Updated October 30, 2020 - 8:27 pm
As 81-year-old Delma Brown scooted her walker out of Pearson Community Center as part of the final cohort of Nevadans to vote early in the 2020 general election, she was asked what motivated her to cast her ballot.
“To get out of the house,” Brown said, the deadpan line eliciting a laugh from her daughter, Claudia Buford, who also voted Friday. “They don’t let old people out any more.”
With the COVID-19 pandemic raging on, Buford said her mother, a retired North Las Vegas schoolteacher and longtime poll worker, has only left the house twice since March.
“And both were good reasons: a flu shot and to vote,” Buford said. “It’s important, right?”
“All elections are important,” Brown said.
The mother-daughter pair was among the 31,000 Clark County residents to have voted early on Friday as of 5:40 p.m. This incomplete total is already the largest one-day turnout posted by the county in the 2020 early voting period. The polls closed at 8 p.m., but anyone already lined up to vote was allowed to cast a ballot, regardless of the hour.
Friday’s partial results brought Clark County’s early voting total to more than 373,000. As of 3:47 p.m., at least 515,000 Nevadans voted early in person.
In 2016, about 489,000 Clark County residents and 702,000 total Nevadans voted early.
However, after factoring in this year’s record-smashing mail ballot turnout, the overall turnout was a little more than 1.05 million voters as of Friday afternoon.
Final statewide totals for mail ballots and in-person early voting were not available before print deadline on Friday, but Nevada could eclipse the overall turnout in the 2016 general election — a little more than 1.1 million — before polls open on Election Day.
Scene from the polls
The final wave of early voters faced some lines in Clark County, though it appears no voting site matched the three-plus hour waits faced at some places during the first day of early voting on Oct. 17.
The Galleria at Sunset remained one of the county’s hottest spots, with waits of around an hour. Smaller community center locations, such as Pearson, had no wait at all.
The Williams family — Mike, Shamial and son, Anson, all of Las Vegas — waited only a few minutes to cast their ballots side-by-side at Pearson just after the center opened at 9 a.m.
Marva Putnam, of Las Vegas, said the weather contributed to her Friday afternoon decision to head to another busy spot, Mountain Crest Recreation Center.
“I was not going to send it in the mail,” she said. “I normally vote on Election Day, but it’s a beautiful day and my husband was just here, so I thought I’d come out.”
At the Silver Springs Recreation Center in Henderson, Chris Lorenzo said all elections are important, as the country is facing and often faces challenging times.
“I recommend everyone vote — just, whoever you’re representing, make sure they’re representing your agenda,” he said. “What you think would help you and benefit you.”
Some voters at the East Las Vegas Community skipped the modest 15-minute wait in favor of curbside ballot drop off just after 5 p.m.

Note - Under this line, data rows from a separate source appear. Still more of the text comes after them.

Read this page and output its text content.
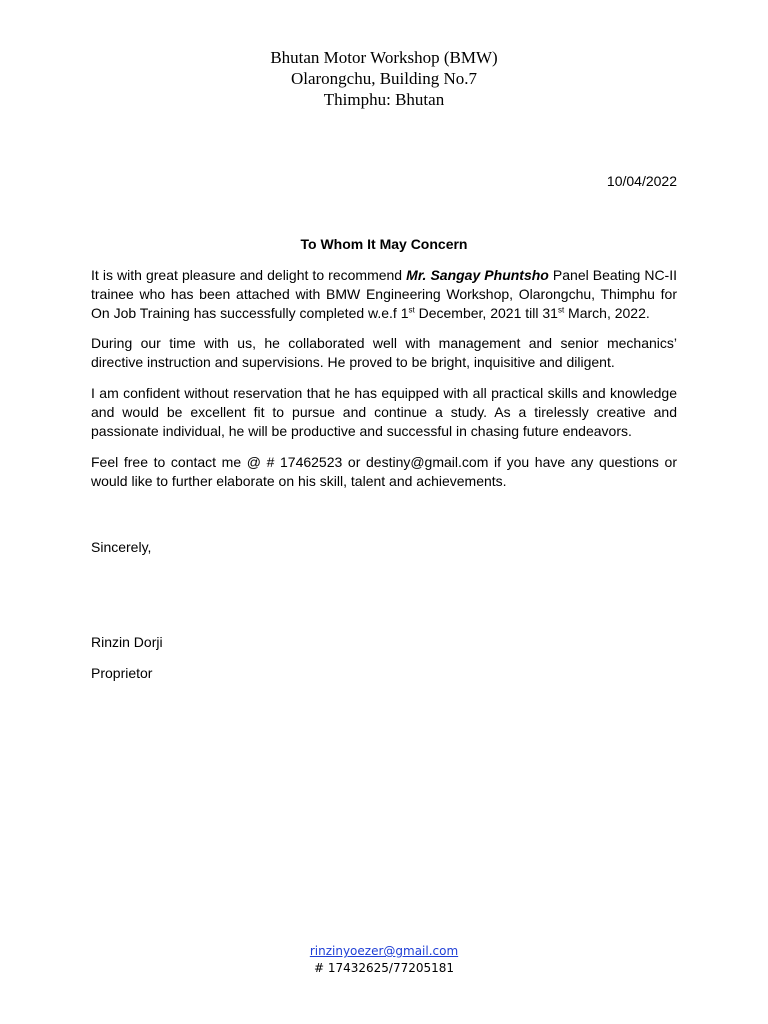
Bhutan Motor Workshop (BMW)
Olarongchu, Building No.7
Thimphu: Bhutan
10/04/2022
To Whom It May Concern

It is with great pleasure and delight to recommend Mr. Sangay Phuntsho Panel Beating NC-II trainee who has been attached with BMW Engineering Workshop, Olarongchu, Thimphu for On Job Training has successfully completed w.e.f 1st December, 2021 till 31st March, 2022.

During our time with us, he collaborated well with management and senior mechanics’ directive instruction and supervisions. He proved to be bright, inquisitive and diligent.

I am confident without reservation that he has equipped with all practical skills and knowledge and would be excellent fit to pursue and continue a study. As a tirelessly creative and passionate individual, he will be productive and successful in chasing future endeavors.

Feel free to contact me @ # 17462523 or destiny@gmail.com if you have any questions or would like to further elaborate on his skill, talent and achievements.

Sincerely,
Rinzin Dorji
Proprietor
rinzinyoezer@gmail.com
# 17432625/77205181
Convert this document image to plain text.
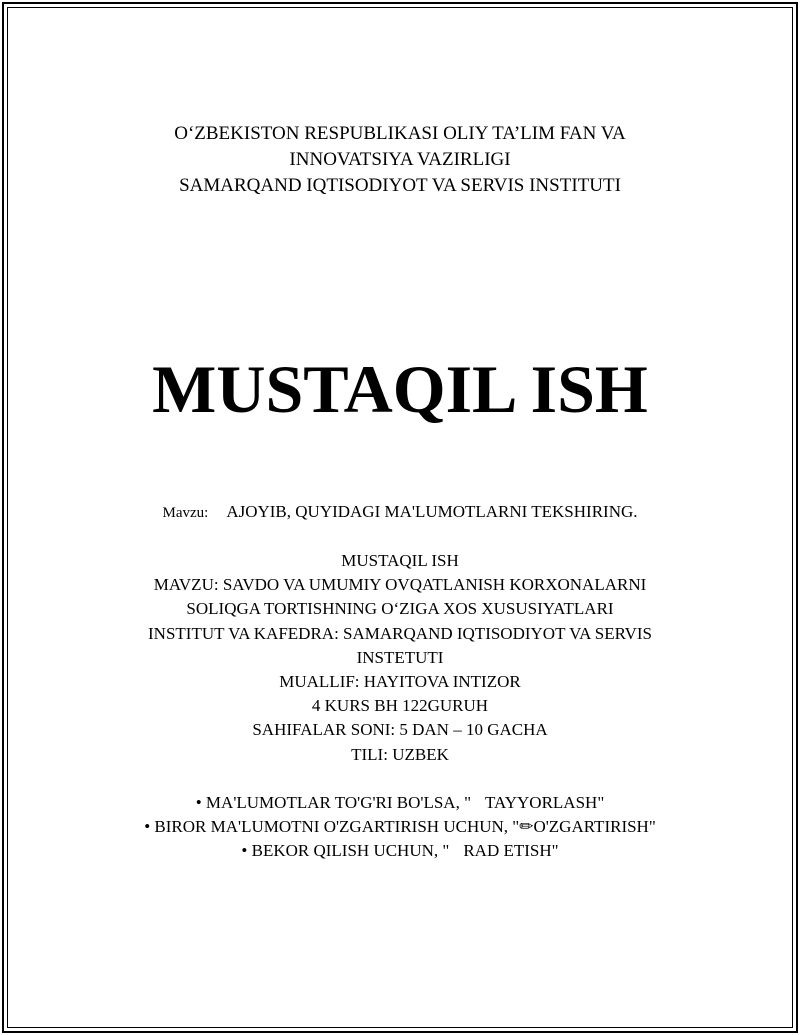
O‘ZBEKISTON RESPUBLIKASI OLIY TA’LIM FAN VA
INNOVATSIYA VAZIRLIGI
SAMARQAND IQTISODIYOT VA SERVIS INSTITUTI
MUSTAQIL ISH
Mavzu: AJOYIB, QUYIDAGI MA'LUMOTLARNI TEKSHIRING.
MUSTAQIL ISH
MAVZU: SAVDO VA UMUMIY OVQATLANISH KORXONALARNI
SOLIQGA TORTISHNING O‘ZIGA XOS XUSUSIYATLARI
INSTITUT VA KAFEDRA: SAMARQAND IQTISODIYOT VA SERVIS
INSTETUTI
MUALLIF: HAYITOVA INTIZOR
4 KURS BH 122GURUH
SAHIFALAR SONI: 5 DAN – 10 GACHA
TILI: UZBEK
• MA'LUMOTLAR TO'G'RI BO'LSA, " TAYYORLASH"
• BIROR MA'LUMOTNI O'ZGARTIRISH UCHUN, "✏O'ZGARTIRISH"
• BEKOR QILISH UCHUN, " RAD ETISH"
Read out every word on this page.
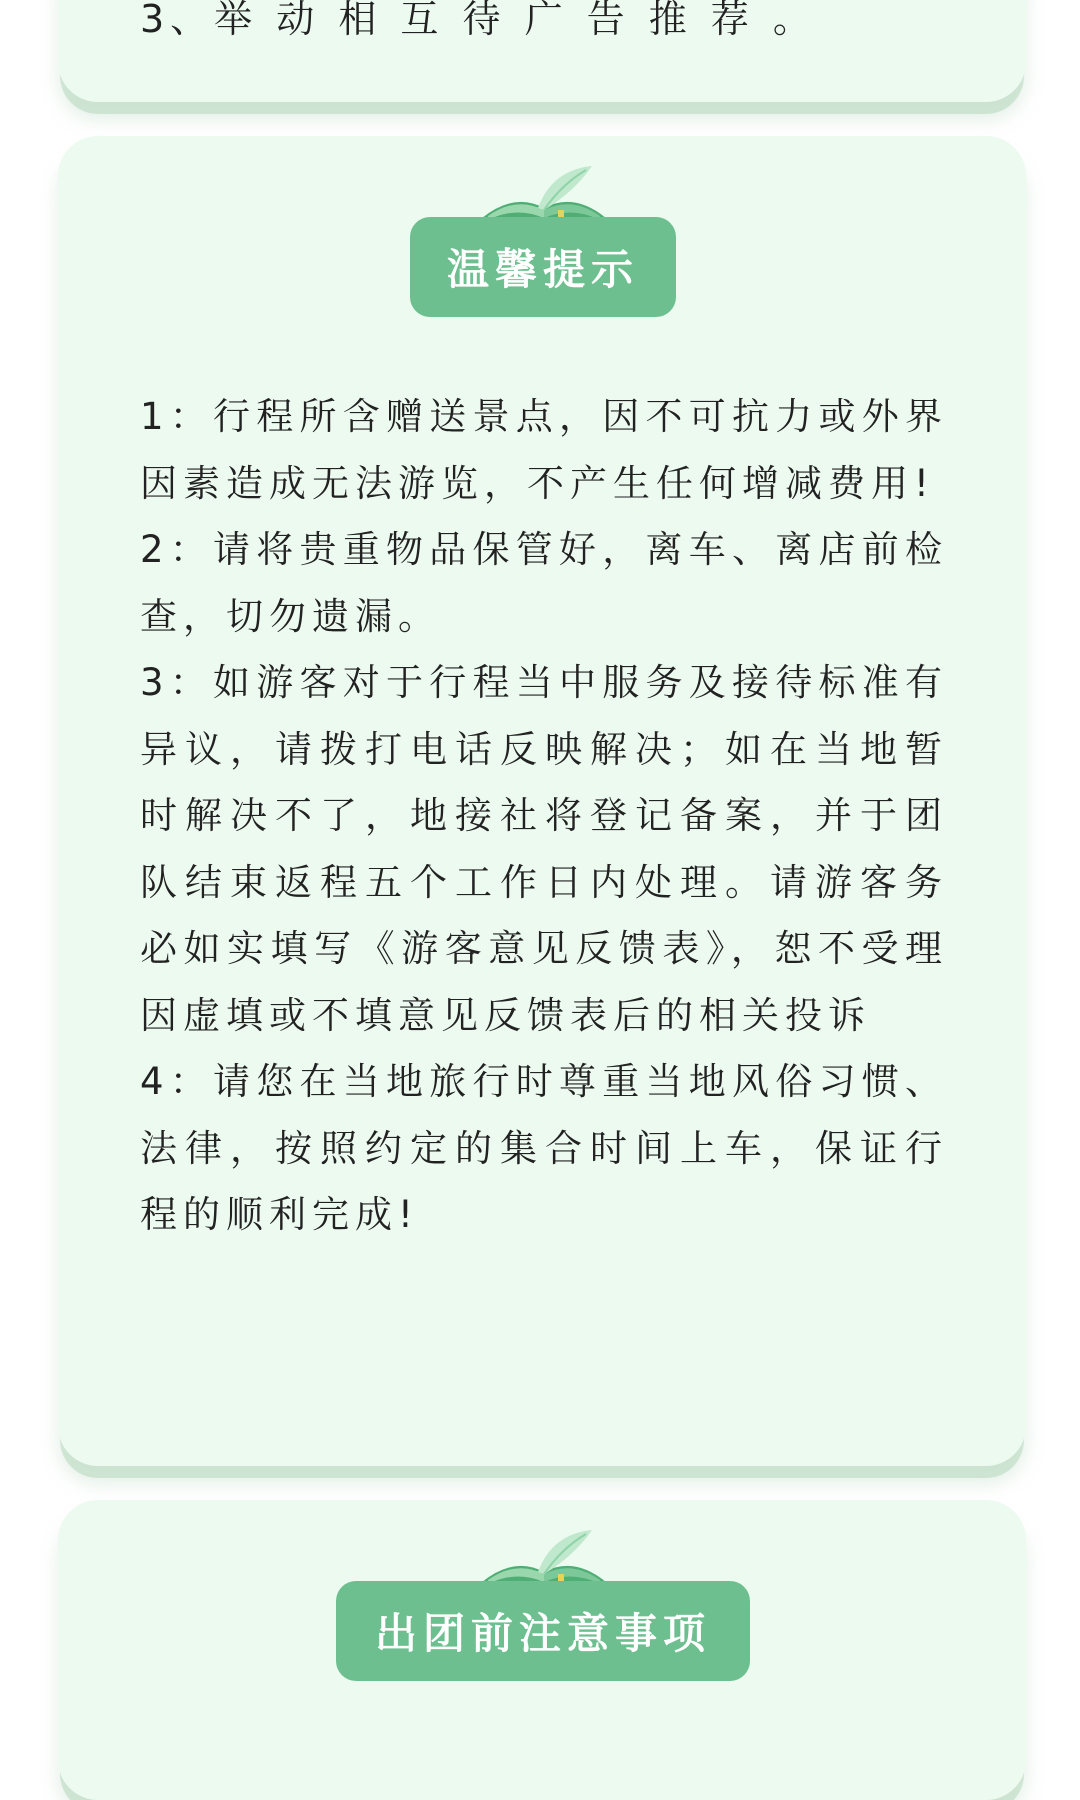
3、举 动 相 互 待 广 告 推 荐 。
温馨提示

1：行程所含赠送景点，因不可抗力或外界因素造成无法游览，不产生任何增减费用!

2：请将贵重物品保管好，离车、离店前检查，切勿遗漏。

3：如游客对于行程当中服务及接待标准有异议，请拨打电话反映解决；如在当地暂时解决不了，地接社将登记备案，并于团队结束返程五个工作日内处理。请游客务必如实填写《游客意见反馈表》，恕不受理因虚填或不填意见反馈表后的相关投诉

4：请您在当地旅行时尊重当地风俗习惯、法律，按照约定的集合时间上车，保证行程的顺利完成!

出团前注意事项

Jodie Stembridge, 60, of Henderson, was among the dozens who stood in line for the last hour of early voting at Heritage Senior Center.
“I’ve always voted in person,” she said. “This is my place to vote.”
Stembridge was also carrying her son’s mail-in ballot to drop off. Her sights were set on the presidential race, and she planned to vote for Trump, she said.
Thursday was the first time voting in Nevada for former Southern California residents Stephanie Schulz, 57, and son Tanner, 22.
“We didn’t want to go through all the mail-in ballot trouble,” Stephanie Schulz said. “Although in-person is definitely more convenient.”
“Between all the fraud, we just want to make sure our votes 100 percent count,” Tanner Schulz said.
An election polling place worker said the line at Heritage briefly extended to an hour wait, but for most of the day voters experienced a 20-minute line that moved quickly around the corner and into the building.
Democrats out in force
Democratic leaders and volunteers were prevalent throughout the Las Vegas area.
The volunteers, wearing blue T-shirts, thanked those leaving Pearson, East Las Vegas and other voting centers and asked them to urge three friends to do the same.
Sen. Jacky Rosen held a digital event, and Rep. Susie Lee appeared in person with Doug Emhoff, husband of Democratic vice presidential candidate and Sen. Kamala Harris of California.
Democratic National Committee Chair Tom Perez also appeared at two Las Vegas events.